Tubes on Mars
Page 7
What about this?
What is the shiny knoblike structure on the tube?
Could it also have something to do with an animal or plant life form?
Crinoid stem and bottom of calyx?
Larger Image
This fossil appears to be a crinoid stem and the bottom part of the calyx.
I am not certain. It could be one of the crinoid species, or it could be a different
kind of echinoderm, or even a plant.
More light and shadow tricks. The calyx (if that is what it is) - the knob in the image - looks flat on top.

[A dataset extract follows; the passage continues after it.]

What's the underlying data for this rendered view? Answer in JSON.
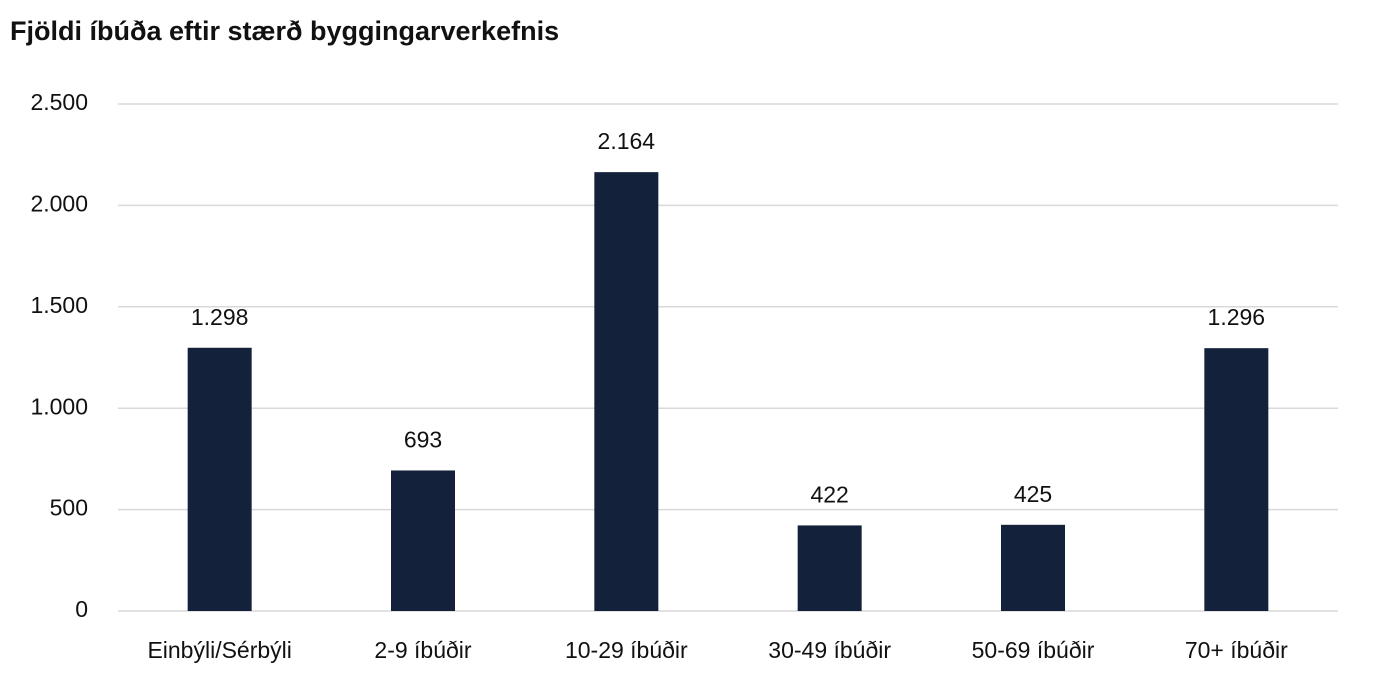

In reality it is pointed. Or rather, the part that looks flat in the image is
actually slanted on the fossil, and slightly concave. This is probably where the stem
connected to it.
Changing this image to grayscale and inverting it almost makes it look correct.
One can see the indentions in the calyx bottom but other things don't look right.
The thing to notice is how the fossil sits in the rock. This is a different kind of rock than
the ones in the other images shown. It is dark and dense, and made of a much finer
material. So it probably breaks differently. The fossil sits between two breaking points
in the rock. One side is lower than the other. Keep in mind that these are small
objects. I am speculating that there might have been giant ones on Mars. The invert of
this image looks rather Martian.
Grayscale and Inverted
Larger Image
I am not saying that this is what the knob in the Mars "worm/tube" image is.
I am only offering an example of how such protuberances might occur in nature, and how
images distort reality - and conjecture. Maybe crinoids on Mars, if they exist at all,
are totally different from crinoids on Earth. We have all seen television shows about possible life on other
planets and artists' versions, based on those environments, of such life. Perhaps crinoids or other echinoderm-like
animals of Mars did not evolve like ours. Things tend to adapt to their environment,
after all, so why would they? Maybe they did/do not live in water.
Maybe the stone lilies of Mars are land creatures, making a living from the
organisms in mud or soil - or even the atmosphere.